Beltrán has harshly criticized the trial. He is also disappointed with the level of support he has received from Chilean authorities, particularly from the Chilean ambassador to Sweden, Ovid Harasich. Beltrán accused Harasich of "lying to him" after having guaranteed "political action" to aid Beltrán in his case. After the verdict Beltrán considered of filing a case at the European Court of Human Rights. He then was arrested by police. On 12 December 2008, the Swedish Supreme Court said it would not take up the case, and thus established Court of Appeal judgement against him. Beltrán returned again to court in August 2009 for the allegation of threatening a fellow inmate. A video was released showing Tito lashing out and flipping over a table.

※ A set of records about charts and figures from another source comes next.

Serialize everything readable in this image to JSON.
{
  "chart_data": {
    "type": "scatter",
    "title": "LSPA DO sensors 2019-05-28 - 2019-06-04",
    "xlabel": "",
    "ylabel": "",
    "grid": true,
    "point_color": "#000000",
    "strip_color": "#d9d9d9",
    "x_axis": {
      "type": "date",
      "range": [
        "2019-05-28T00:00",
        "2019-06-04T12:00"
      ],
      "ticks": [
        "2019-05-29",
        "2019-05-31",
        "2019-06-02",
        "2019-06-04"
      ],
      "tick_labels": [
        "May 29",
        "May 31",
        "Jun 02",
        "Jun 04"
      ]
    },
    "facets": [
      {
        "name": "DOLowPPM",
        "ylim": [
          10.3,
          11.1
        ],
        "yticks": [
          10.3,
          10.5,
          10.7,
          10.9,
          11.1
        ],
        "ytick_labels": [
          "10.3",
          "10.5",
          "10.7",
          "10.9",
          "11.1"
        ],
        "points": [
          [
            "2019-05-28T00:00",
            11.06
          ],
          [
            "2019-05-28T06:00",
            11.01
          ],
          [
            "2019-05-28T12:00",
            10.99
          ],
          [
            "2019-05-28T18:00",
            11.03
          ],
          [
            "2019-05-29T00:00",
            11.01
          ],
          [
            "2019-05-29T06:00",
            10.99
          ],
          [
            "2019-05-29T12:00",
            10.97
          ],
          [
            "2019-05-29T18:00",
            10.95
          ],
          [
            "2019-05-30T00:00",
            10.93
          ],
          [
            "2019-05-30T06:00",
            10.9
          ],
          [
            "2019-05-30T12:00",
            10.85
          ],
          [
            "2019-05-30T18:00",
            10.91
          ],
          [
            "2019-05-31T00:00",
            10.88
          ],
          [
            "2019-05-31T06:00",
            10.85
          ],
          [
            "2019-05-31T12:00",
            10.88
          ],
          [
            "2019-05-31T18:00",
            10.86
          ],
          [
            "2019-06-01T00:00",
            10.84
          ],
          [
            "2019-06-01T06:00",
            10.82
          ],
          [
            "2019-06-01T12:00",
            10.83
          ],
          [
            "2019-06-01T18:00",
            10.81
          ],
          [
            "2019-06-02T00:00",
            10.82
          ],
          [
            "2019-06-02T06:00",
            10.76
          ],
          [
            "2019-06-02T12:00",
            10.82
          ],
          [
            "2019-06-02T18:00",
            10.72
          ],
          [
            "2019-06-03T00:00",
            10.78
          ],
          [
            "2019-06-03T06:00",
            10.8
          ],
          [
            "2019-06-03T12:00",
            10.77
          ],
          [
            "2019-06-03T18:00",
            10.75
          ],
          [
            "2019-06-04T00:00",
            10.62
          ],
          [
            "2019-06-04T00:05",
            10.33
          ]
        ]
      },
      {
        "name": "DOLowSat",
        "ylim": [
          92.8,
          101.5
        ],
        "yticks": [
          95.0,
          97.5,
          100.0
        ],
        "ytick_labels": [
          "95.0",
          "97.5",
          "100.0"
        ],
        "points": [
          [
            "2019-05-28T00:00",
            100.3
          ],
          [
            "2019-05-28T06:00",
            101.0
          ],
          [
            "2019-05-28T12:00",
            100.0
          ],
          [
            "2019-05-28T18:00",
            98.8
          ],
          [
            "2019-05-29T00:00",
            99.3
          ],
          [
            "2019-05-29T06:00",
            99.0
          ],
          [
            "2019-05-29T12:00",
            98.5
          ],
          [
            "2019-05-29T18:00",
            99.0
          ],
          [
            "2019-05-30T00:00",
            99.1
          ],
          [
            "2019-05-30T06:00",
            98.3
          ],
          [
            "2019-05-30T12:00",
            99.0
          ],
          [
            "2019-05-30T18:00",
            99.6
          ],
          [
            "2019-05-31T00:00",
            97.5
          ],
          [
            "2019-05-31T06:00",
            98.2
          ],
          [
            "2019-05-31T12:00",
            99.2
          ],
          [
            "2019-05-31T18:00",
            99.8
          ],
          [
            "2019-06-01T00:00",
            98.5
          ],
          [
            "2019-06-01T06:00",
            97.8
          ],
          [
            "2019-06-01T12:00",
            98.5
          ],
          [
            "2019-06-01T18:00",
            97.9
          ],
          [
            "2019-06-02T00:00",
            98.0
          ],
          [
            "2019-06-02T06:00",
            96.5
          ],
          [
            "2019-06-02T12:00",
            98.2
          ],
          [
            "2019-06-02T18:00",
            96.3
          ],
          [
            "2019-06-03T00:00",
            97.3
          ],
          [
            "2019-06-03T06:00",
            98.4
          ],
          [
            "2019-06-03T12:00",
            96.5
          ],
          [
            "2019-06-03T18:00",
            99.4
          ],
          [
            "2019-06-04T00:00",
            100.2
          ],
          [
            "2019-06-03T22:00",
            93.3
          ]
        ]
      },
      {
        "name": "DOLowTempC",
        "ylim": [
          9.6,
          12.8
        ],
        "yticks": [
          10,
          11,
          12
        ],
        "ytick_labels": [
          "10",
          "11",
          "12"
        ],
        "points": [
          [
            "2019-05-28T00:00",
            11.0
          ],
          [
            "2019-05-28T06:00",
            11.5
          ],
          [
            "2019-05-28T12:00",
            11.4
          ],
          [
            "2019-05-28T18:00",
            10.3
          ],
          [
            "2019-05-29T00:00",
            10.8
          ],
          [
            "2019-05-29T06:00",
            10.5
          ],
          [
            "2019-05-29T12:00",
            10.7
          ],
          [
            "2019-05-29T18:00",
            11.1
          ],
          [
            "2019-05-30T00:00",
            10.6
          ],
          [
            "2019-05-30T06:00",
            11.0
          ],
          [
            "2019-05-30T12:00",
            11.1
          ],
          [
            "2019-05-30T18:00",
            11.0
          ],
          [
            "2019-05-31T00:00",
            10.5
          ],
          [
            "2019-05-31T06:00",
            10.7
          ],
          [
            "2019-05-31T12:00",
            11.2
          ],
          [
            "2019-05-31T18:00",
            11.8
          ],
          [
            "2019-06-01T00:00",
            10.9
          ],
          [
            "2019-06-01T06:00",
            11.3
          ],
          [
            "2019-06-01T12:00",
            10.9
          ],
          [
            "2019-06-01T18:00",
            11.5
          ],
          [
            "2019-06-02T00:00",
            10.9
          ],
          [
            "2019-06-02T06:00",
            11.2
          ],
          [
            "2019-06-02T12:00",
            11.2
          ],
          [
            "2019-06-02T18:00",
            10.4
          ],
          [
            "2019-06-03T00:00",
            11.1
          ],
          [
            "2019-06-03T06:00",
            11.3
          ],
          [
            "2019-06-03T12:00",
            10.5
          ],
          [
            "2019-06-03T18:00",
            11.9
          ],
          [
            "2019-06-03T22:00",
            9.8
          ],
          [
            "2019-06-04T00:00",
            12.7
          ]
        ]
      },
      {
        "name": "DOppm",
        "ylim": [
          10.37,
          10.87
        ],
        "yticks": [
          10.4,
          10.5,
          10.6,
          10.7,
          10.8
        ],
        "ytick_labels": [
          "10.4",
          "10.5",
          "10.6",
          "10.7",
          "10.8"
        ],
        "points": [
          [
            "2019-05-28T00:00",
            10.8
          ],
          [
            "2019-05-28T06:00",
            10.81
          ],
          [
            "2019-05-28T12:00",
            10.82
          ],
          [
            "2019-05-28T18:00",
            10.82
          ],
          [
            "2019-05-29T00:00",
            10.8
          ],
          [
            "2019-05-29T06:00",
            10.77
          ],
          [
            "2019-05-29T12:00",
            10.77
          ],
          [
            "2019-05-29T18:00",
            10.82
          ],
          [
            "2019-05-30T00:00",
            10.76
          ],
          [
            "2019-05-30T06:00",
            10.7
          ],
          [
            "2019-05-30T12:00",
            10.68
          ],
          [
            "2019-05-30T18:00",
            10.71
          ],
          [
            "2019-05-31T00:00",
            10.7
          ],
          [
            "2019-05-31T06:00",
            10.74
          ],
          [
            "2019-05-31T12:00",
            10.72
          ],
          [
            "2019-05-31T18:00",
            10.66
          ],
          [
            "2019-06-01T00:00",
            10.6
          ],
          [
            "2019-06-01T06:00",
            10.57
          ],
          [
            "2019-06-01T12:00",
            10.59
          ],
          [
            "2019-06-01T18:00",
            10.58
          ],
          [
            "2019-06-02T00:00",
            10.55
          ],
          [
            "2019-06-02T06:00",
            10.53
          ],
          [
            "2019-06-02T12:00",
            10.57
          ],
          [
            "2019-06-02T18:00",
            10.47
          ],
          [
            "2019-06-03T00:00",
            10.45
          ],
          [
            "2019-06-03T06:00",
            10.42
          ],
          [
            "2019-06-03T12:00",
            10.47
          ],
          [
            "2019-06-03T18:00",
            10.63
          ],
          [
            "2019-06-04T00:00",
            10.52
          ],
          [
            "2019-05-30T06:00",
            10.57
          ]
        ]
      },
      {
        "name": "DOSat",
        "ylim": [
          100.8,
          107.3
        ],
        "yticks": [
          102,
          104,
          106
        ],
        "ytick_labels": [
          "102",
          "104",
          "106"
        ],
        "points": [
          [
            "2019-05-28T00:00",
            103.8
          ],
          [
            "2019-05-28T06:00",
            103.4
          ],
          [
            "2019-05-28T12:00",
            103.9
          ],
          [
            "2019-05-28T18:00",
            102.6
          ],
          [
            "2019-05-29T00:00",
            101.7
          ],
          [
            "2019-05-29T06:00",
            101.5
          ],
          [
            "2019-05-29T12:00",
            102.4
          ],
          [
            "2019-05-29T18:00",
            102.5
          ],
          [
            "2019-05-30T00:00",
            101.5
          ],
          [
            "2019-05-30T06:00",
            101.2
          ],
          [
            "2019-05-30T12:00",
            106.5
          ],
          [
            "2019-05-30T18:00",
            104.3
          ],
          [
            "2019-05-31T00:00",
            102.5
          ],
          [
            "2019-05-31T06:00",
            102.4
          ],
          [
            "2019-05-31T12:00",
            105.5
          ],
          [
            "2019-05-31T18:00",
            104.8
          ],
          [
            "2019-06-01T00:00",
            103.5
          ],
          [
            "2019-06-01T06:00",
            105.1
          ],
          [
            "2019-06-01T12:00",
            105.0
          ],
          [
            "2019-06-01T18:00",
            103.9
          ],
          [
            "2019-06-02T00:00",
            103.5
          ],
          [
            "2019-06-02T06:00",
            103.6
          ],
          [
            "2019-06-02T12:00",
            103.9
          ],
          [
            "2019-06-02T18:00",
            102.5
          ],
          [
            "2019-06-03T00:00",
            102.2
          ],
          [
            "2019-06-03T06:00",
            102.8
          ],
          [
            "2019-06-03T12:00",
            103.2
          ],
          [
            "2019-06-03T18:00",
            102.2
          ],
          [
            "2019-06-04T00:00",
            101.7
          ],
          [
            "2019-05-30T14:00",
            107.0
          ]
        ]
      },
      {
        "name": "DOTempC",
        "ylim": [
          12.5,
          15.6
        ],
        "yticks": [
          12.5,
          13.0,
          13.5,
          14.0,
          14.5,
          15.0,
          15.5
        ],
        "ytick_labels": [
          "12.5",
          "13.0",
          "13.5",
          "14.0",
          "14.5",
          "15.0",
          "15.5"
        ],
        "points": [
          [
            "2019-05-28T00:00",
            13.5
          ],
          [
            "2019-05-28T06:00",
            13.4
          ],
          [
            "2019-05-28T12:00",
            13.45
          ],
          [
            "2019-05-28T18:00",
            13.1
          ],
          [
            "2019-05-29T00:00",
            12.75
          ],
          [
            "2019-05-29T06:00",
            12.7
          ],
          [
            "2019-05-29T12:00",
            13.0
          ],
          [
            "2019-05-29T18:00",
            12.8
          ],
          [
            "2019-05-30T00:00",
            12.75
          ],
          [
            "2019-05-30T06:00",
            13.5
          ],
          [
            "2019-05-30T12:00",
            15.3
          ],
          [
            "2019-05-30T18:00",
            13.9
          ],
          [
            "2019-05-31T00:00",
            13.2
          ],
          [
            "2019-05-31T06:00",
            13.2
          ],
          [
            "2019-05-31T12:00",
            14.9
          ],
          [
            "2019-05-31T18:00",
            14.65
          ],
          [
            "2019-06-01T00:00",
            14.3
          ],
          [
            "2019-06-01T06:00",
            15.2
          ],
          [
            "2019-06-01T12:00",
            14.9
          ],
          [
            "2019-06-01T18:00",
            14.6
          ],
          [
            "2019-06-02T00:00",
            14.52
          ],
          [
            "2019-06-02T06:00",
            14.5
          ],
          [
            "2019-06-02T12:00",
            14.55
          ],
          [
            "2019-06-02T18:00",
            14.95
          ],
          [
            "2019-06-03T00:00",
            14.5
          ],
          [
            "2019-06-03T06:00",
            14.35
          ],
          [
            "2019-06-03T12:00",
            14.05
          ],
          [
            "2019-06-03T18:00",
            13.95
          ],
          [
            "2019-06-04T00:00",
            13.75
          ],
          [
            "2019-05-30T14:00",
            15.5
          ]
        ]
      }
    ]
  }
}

On 31 August, Beltrán was convicted for these threats in the District Court, but no sentence was added as it was a minor offence in relation to the sentence that he had already been given for the rape. On 15 January 2010, the unlawful threat conviction was overturned in the Court of Appeals and he was declared not guilty. He returned to Chile after serving his sentence in Sweden.

==Personal life==
In 2015, Beltrán divorced his wife Jenny Katarina (born 1979) with whom he has one son. He later married a Chilean woman with whom he had a son in 2016. Beltrán has five children from previous relationships.